A bill has been introduced in both the House of Representatives and the Senate in the United States of America to promote access for United States officials, journalists and other citizens to Tibetan areas of China.
The bill, entitled The Reciprocal Access to Tibet Act of 2017, argues that the Chinese government should grant access to United States officials, journalists and other citizens on a basis that is equal to the access that their Chinese counterparts enjoy in the United States.
China currently imposes travel restrictions on those wishing to enter the Tibet Autonomous Region (TAR) which do not apply to other parts of China. Permission must be obtained from the Tibet Foreign and Overseas Affairs Office or from the Tibet Tourism Bureau to enter the TAR. Between May 2011 and July 2015 the United States submitted 39 requests for diplomatic access to the TAR but only four of these were granted. The bill states that when these requests are granted, ‘diplomatic personnel are closely supervised and given few opportunities to meet local residents not approved by authorities.’ It also points out that they are banned from visiting the area around Larung Gar, the site of a large scale campaign to expel monks from the monastery and demolish their living quarters.
The bill calls for a tit-for-tat approach that would see the US Secretary of State, when granting visas to Chinese nationals, denying access to Chinese officials who are responsible for creating or administering policies on travel to Tibetan areas. This tough approach from the US has led some to conclude that Donald Trump’s administration is ready to take ‘the bull by the horn’ in its dealings with the Chinese.

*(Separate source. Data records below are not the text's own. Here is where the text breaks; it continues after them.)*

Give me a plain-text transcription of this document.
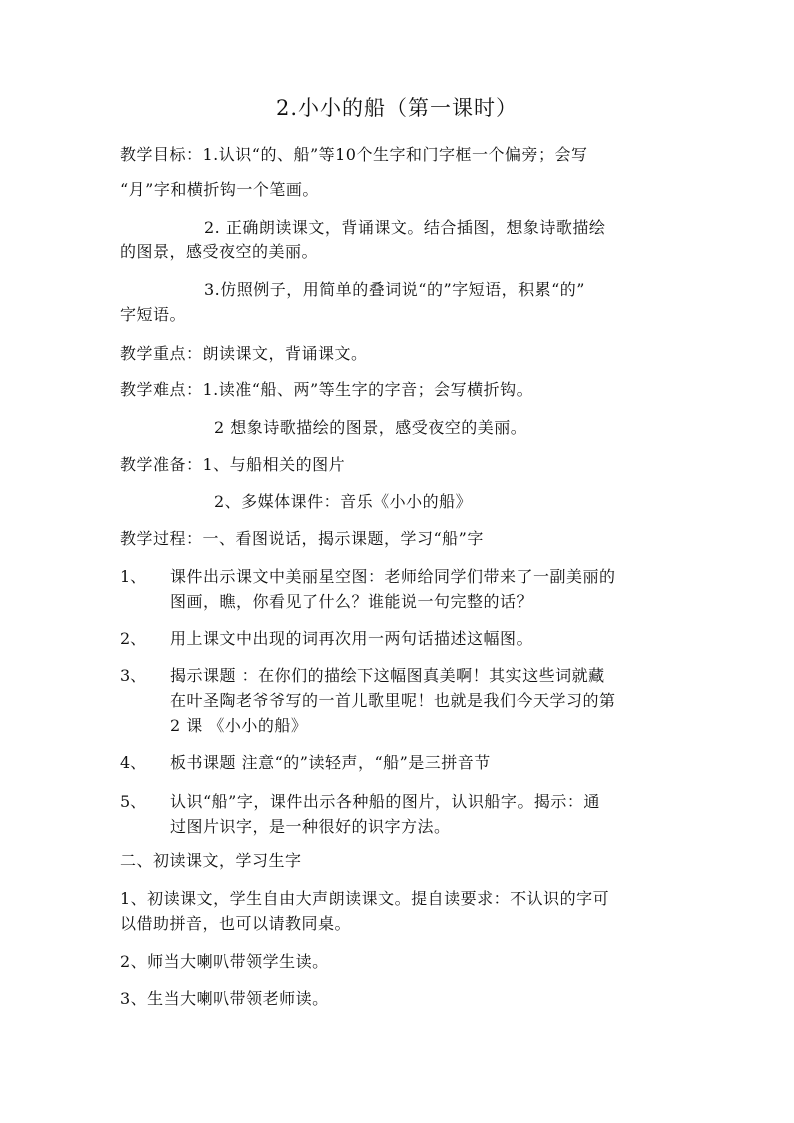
2.小小的船（第一课时）
教学目标：1.认识“的、船”等10个生字和门字框一个偏旁；会写
“月”字和横折钩一个笔画。
2. 正确朗读课文，背诵课文。结合插图，想象诗歌描绘
的图景，感受夜空的美丽。
3.仿照例子，用简单的叠词说“的”字短语，积累“的”
字短语。
教学重点：朗读课文，背诵课文。
教学难点：1.读准“船、两”等生字的字音；会写横折钩。
2 想象诗歌描绘的图景，感受夜空的美丽。
教学准备：1、与船相关的图片
2、多媒体课件：音乐《小小的船》
教学过程：一、看图说话，揭示课题，学习“船”字
1、 课件出示课文中美丽星空图：老师给同学们带来了一副美丽的
图画，瞧，你看见了什么？谁能说一句完整的话？
2、 用上课文中出现的词再次用一两句话描述这幅图。
3、 揭示课题 ：在你们的描绘下这幅图真美啊！其实这些词就藏
在叶圣陶老爷爷写的一首儿歌里呢！也就是我们今天学习的第
2 课 《小小的船》
4、 板书课题 注意“的”读轻声，“船”是三拼音节
5、 认识“船”字，课件出示各种船的图片，认识船字。揭示：通
过图片识字，是一种很好的识字方法。
二、初读课文，学习生字
1、初读课文，学生自由大声朗读课文。提自读要求：不认识的字可
以借助拼音，也可以请教同桌。
2、师当大喇叭带领学生读。
3、生当大喇叭带领老师读。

Similar bills were introduced in the US in 2014 and 2015 but they failed to gain any traction and lapsed.
China has shrugged off US attempts to get involved in the Tibet issue in the past. In 2009, following the adoption of Tibet related bill by the US House of Representatives, the Chinese Foreign Ministry spokesman at the time said: ‘The Tibet issue is purely China’s domestic issue. The Chinese government and people, as always, oppose any country or anyone to interfere in China’s internal affairs on the pretext of the Tibet issue’.